In an unusual move, the US Supreme Court will hear a case that could alter or overrule the Melendez-Diaz decision, a case from just six months ago. Prosecutors and Attorneys General from states across the county are hoping the prior decision will be reversed or pulled back. The Melendez-Diaz decision changed the rules of evidence in cases with forensic and scientific evidence, such as drug or controlled substance identification, or Blood Alcohol Content (BAC) analysis in drunk driving cases. Previously, official “certificate of analysis” documents could be submitted as evidence, but the justices in that case ruled that supporting expert witness testimony must also be presented, so that the defendant has a chance to challenge and confront the evidence in court.
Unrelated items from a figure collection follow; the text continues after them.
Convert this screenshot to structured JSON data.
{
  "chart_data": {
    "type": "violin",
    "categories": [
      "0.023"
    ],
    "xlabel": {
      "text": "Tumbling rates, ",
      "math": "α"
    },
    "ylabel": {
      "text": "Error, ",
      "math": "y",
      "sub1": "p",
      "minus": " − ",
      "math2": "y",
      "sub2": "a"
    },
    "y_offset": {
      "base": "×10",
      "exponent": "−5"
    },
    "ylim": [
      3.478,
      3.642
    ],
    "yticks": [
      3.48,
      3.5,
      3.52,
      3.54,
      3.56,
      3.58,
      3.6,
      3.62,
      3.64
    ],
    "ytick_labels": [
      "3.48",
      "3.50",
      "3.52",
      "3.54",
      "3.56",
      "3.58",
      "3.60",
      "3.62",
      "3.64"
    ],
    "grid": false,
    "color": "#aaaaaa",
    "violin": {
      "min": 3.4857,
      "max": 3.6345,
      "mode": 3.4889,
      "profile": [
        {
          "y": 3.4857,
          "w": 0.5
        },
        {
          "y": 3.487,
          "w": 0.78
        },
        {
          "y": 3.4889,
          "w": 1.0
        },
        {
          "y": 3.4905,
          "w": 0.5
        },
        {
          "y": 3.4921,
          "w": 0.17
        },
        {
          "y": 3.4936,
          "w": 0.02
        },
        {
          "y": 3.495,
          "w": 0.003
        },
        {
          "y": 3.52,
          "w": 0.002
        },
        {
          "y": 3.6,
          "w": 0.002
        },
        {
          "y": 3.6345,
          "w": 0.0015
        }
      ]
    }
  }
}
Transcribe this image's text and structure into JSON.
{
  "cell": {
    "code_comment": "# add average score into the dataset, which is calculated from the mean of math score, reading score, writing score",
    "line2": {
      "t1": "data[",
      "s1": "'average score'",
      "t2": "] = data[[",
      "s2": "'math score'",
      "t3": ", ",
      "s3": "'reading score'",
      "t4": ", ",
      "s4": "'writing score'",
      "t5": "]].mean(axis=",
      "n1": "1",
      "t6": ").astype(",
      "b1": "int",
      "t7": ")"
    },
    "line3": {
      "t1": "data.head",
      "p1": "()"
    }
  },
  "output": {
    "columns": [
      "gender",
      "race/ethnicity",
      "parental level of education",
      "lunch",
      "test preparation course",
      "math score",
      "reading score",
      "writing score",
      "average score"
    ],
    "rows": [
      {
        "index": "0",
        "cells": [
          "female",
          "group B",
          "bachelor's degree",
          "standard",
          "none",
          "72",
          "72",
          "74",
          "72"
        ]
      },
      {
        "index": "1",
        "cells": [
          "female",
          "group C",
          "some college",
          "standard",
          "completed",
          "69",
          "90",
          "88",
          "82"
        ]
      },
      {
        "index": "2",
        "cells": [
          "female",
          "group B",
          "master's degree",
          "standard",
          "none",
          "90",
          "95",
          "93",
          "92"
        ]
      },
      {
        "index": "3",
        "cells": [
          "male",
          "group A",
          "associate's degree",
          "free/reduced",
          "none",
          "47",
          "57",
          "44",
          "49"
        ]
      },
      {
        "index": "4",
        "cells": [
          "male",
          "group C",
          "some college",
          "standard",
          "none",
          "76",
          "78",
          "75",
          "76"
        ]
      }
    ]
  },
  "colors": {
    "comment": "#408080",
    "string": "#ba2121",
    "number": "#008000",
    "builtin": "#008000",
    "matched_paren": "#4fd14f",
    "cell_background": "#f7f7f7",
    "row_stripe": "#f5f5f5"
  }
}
District Attorneys have submitted friends of the court briefs that the recent decision is burdensome and “unworkable” for the states, since they must arrange witness testimony in these cases more often. Of course, defense attorneys and civil libertarians would argue that efficient prosecution is not the goal of our criminal justice system. Miranda rights and court appointed lawyers are extra effort and cost, but are considered reasonable safeguards against unfettered state power, and fully supported under the US Constitution.
The new case involved BAC evidence in a drunk driving case, whereas the original Melendez-Diaz case was about forensic analysis in a drug case. But the issue of how technical and scientific evidence is presented and challenged is the same.